I didn’t want anyone near me. I didn’t want anyone to know me.

I wanted to be the island. I wanted to be alone and untouchable. To never rely on anyone or love anyone or let anyone love me, because this is what love gets you.

My heart shut off.

I called an Uber.

I knew it would hurt them when I disappeared, but I also knew the hurt I’d spare them because leaving was always in me. I was going to do it one day, I think I always knew that. My luggage would always be under the bed, waiting. As soon as Maddy didn’t want to be on the road anymore, I would have continued on without her and left her behind. Or when times got hard with Justin, because life throws things at you and relationships aren’t easy, I wouldn’t stay and work on it. I’d withdraw. I’d sabotage us so I could have a reason to take off, the way Mom always did. I’d leave him before he rejected me or I’d leave him when I loved him and those kids so much it terrified me enough to flee to protect myself.

It already did.

This was always going to happen. I didn’t know how to love anyone or let myself be loved. I couldn’t even say the word.
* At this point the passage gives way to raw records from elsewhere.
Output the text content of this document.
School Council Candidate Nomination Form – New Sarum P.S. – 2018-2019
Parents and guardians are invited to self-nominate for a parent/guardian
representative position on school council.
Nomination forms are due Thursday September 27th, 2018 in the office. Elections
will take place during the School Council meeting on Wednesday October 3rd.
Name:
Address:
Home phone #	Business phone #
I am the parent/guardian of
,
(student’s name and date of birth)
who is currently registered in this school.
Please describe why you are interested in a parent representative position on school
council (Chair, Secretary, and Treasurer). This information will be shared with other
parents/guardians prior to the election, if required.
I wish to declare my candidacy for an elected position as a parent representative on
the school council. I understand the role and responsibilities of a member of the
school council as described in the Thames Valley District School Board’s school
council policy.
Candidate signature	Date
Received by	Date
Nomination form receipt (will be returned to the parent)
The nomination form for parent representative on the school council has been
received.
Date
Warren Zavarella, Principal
I could admit to this flaw in me now.

I wasn’t fit to be in a relationship. I wasn’t fit to be a parent. I wasn’t even fit to be a friend. I was full of cracks. And I didn’t want Maddy and Justin to have to fix something they didn’t break. I didn’t want those kids to lose another person they cared about like I’d lost all the people I’d ever cared about. So I was going to be the island.

And this time nobody would be on it.





CHAPTER 42 JUSTIN

I looked at my watch. “Do you think we should go check on her? It’s been an hour.”

Maddy was bouncing her knee. “I don’t know. Maybe give it five more minutes? This isn’t good, Justin.”

I raked a hand through my hair. “Yeah, no kidding.”

“No, I don’t think you get it.” She looked at me. “This is going to bring up so much shit.”

“She’s strong,” I said. “She’ll get through it, she’s gotten through worse.”

“No.” She shook her head. “No, she’s strong but not with this. Amber does something to her. She always has, she’s like her kryptonite.” She chewed on her lip. “God, I fucking hate her so much.”

“I hate her too.”

“Good. Welcome to the club, we meet on Wednesdays and we bring pitchforks.”

I snorted, despite myself.

She got up and paced, glancing every few minutes at her phone.

“I can’t wait anymore,” she said. “I’m going in.” She started for the exit and I followed her. She stopped at the door and turned to me. “Justin, she’s gonna get small. I need you to be ready for that.”